2. Myth: The Label Never Lies
A Harvard professor recently created a buzz when she spoke out about the shortcomings of the 100+ year old formula used to determine the calorie values many people rely upon. Turns out, based on further study, several foods actually contain less, because some components don’t get digested. Incomplete digestion means that rather than being absorbed into the body, where calories have to be burned, used, or stored, some simply travel through your digestive system, to become waste.
This type of analysis led to the recent insight that almonds supply about 30 percent fewer calories than the label states, while other foods may pack more than expected. In addition, many studies have shown that after ingestion, some foods, like ginger and chili pepper, or food patterns, like vegan diets, increase metabolic rate, triggering you to burn more calories.
3. Myth: Counting Calories Is A Surefire Strategy For Weight Loss
In a recent study from the University of California, San Francisco, scientists randomly assigned 121 women to one of four protocols. The first tracked their calories, keeping them to 1,200 a day. The second ate normally, but recorded the number of calories they consumed. The third ate 1,200 calories a day, but didn’t have to record them, and the fourth ate normally, without any calorie tracking.
Researchers found that when calories were limited, levels of cortisol, a stress hormone, rose. And calorie counting, even without limitations, also made the women more stressed. Cortisol is known to rev up appetite, spike cravings for fatty and sugary foods, and lead to an increase in belly fat, so causing it to surge surely isn’t a smart weight-control strategy.

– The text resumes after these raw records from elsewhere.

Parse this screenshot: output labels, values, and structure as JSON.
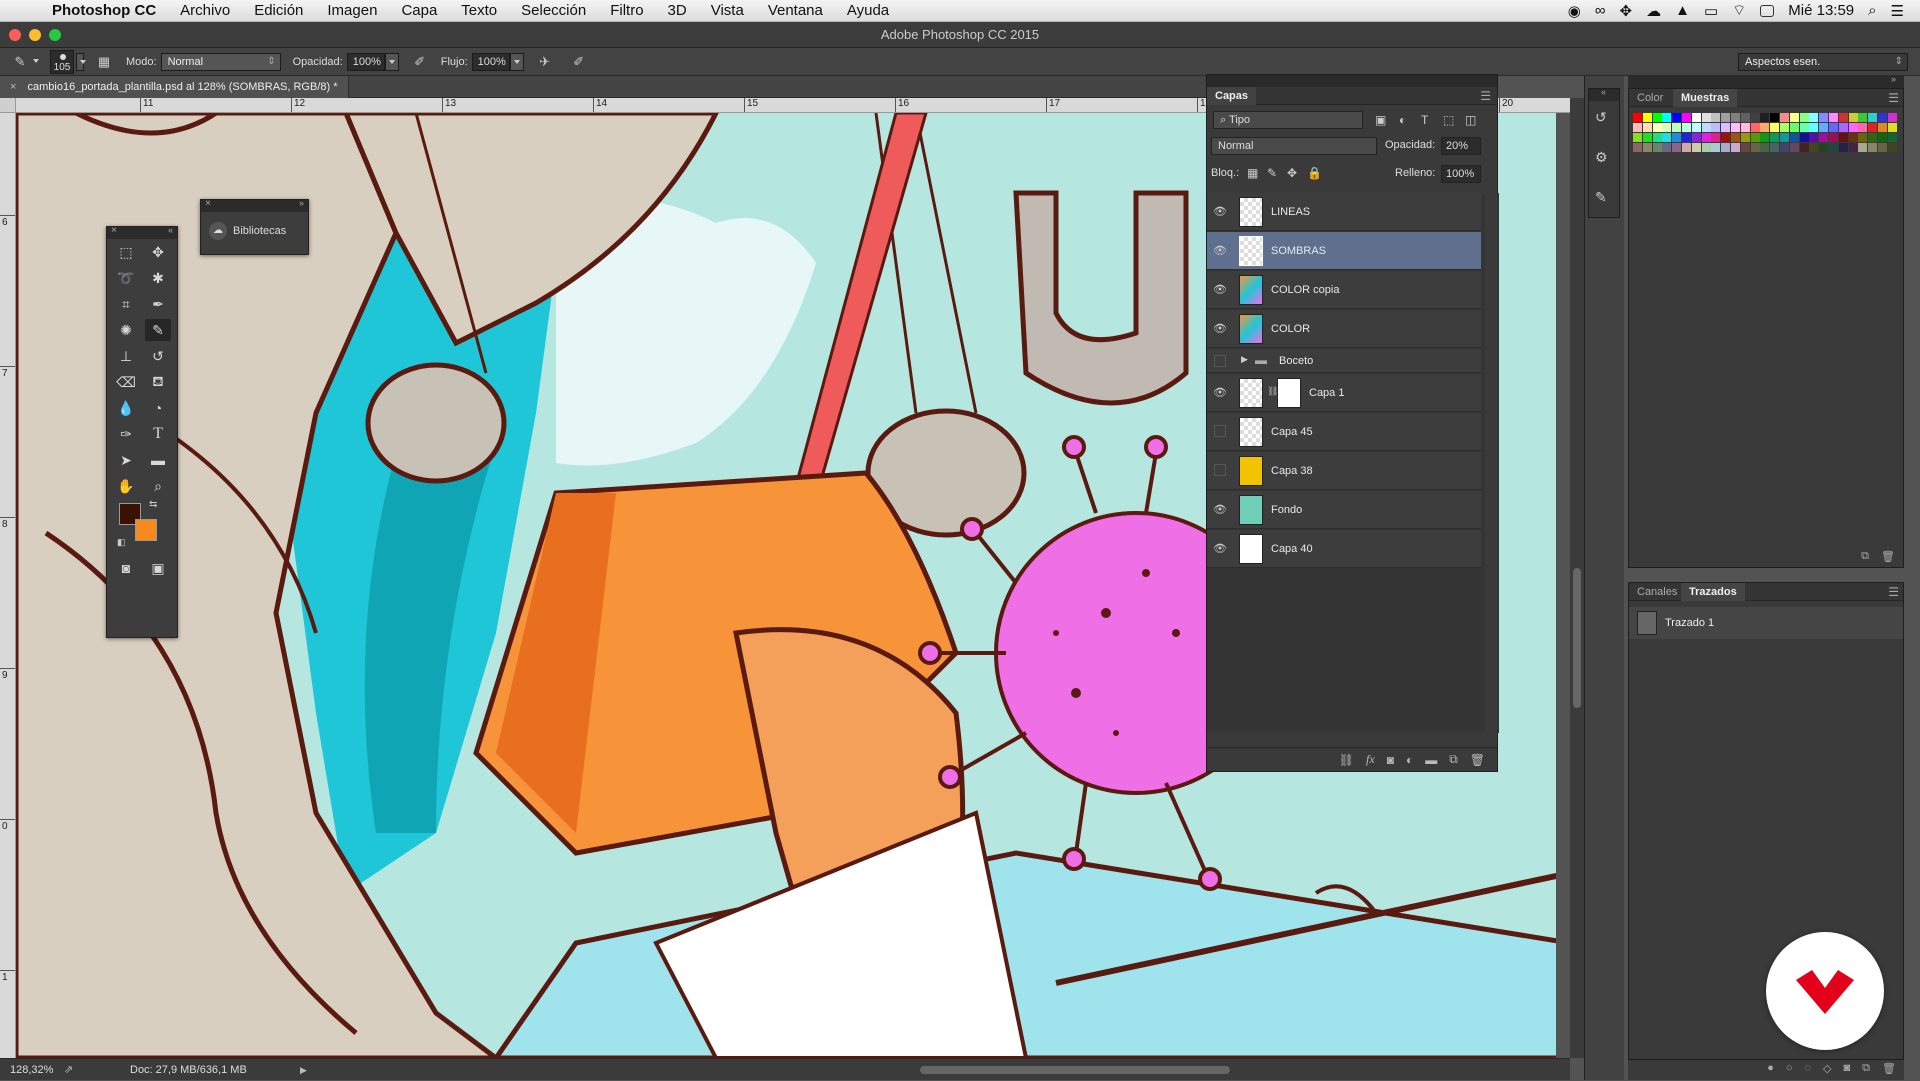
{
  "menubar": {
    "app_name": "Photoshop CC",
    "items": [
      "Archivo",
      "Edición",
      "Imagen",
      "Capa",
      "Texto",
      "Selección",
      "Filtro",
      "3D",
      "Vista",
      "Ventana",
      "Ayuda"
    ],
    "clock": "Mié 13:59",
    "status_icons": [
      "record-icon",
      "creative-cloud-icon",
      "dropbox-icon",
      "cloud-icon",
      "drive-icon",
      "airplay-icon",
      "wifi-icon",
      "battery-icon",
      "search-icon",
      "list-icon"
    ]
  },
  "window": {
    "title": "Adobe Photoshop CC 2015"
  },
  "options": {
    "brush_size": "105",
    "mode_label": "Modo:",
    "mode_value": "Normal",
    "opacity_label": "Opacidad:",
    "opacity_value": "100%",
    "flow_label": "Flujo:",
    "flow_value": "100%",
    "workspace": "Aspectos esen."
  },
  "document": {
    "tab_title": "cambio16_portada_plantilla.psd al 128% (SOMBRAS, RGB/8) *",
    "ruler_h": [
      "11",
      "12",
      "13",
      "14",
      "15",
      "16",
      "17",
      "18",
      "19",
      "20"
    ],
    "ruler_v": [
      "6",
      "7",
      "8",
      "9",
      "0",
      "1"
    ]
  },
  "status": {
    "zoom": "128,32%",
    "doc_info": "Doc: 27,9 MB/636,1 MB"
  },
  "libraries": {
    "label": "Bibliotecas"
  },
  "layers_panel": {
    "tab": "Capas",
    "filter": "Tipo",
    "blend_mode": "Normal",
    "opacity_label": "Opacidad:",
    "opacity_value": "20%",
    "lock_label": "Bloq.:",
    "fill_label": "Relleno:",
    "fill_value": "100%",
    "layers": [
      {
        "name": "LINEAS",
        "visible": true,
        "selected": false,
        "thumb": "checker"
      },
      {
        "name": "SOMBRAS",
        "visible": true,
        "selected": true,
        "thumb": "checker"
      },
      {
        "name": "COLOR copia",
        "visible": true,
        "selected": false,
        "thumb": "color"
      },
      {
        "name": "COLOR",
        "visible": true,
        "selected": false,
        "thumb": "color"
      },
      {
        "name": "Boceto",
        "visible": false,
        "selected": false,
        "thumb": "folder"
      },
      {
        "name": "Capa 1",
        "visible": true,
        "selected": false,
        "thumb": "mask"
      },
      {
        "name": "Capa 45",
        "visible": false,
        "selected": false,
        "thumb": "checker"
      },
      {
        "name": "Capa 38",
        "visible": false,
        "selected": false,
        "thumb": "#f2c300"
      },
      {
        "name": "Fondo",
        "visible": true,
        "selected": false,
        "thumb": "#6fcfb8"
      },
      {
        "name": "Capa 40",
        "visible": true,
        "selected": false,
        "thumb": "#ffffff"
      }
    ]
  },
  "swatches_panel": {
    "tabs": [
      "Color",
      "Muestras"
    ],
    "active": "Muestras"
  },
  "paths_panel": {
    "tabs": [
      "Canales",
      "Trazados"
    ],
    "active": "Trazados",
    "items": [
      "Trazado 1"
    ]
  },
  "colors": {
    "foreground": "#3a1205",
    "background": "#f58a1f",
    "selection": "#5f6f8e",
    "logo_red": "#e3001b"
  }
}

4. Myth: All Calories Are Created Equal
There are three types of calories your body needs: Carbohydrates, protein, and fat. Because each performs a unique function, they aren’t interchangeable, so getting the right amount of each is important. For example, if you ate too few protein calories and too many carb calories, the jobs that proteins do wouldn’t get done, and the surplus carb calories would get sent straight to your fat cells.
This can result in weight gain, as well as the loss of muscle mass, dry, dull hair and skin, hormonal imbalances, and a weaker immune system. Too much or too little of all three calorie types can lead to unwanted side effects, so getting a certain number of daily calories, without regard to the type of food, just doesn’t make sense.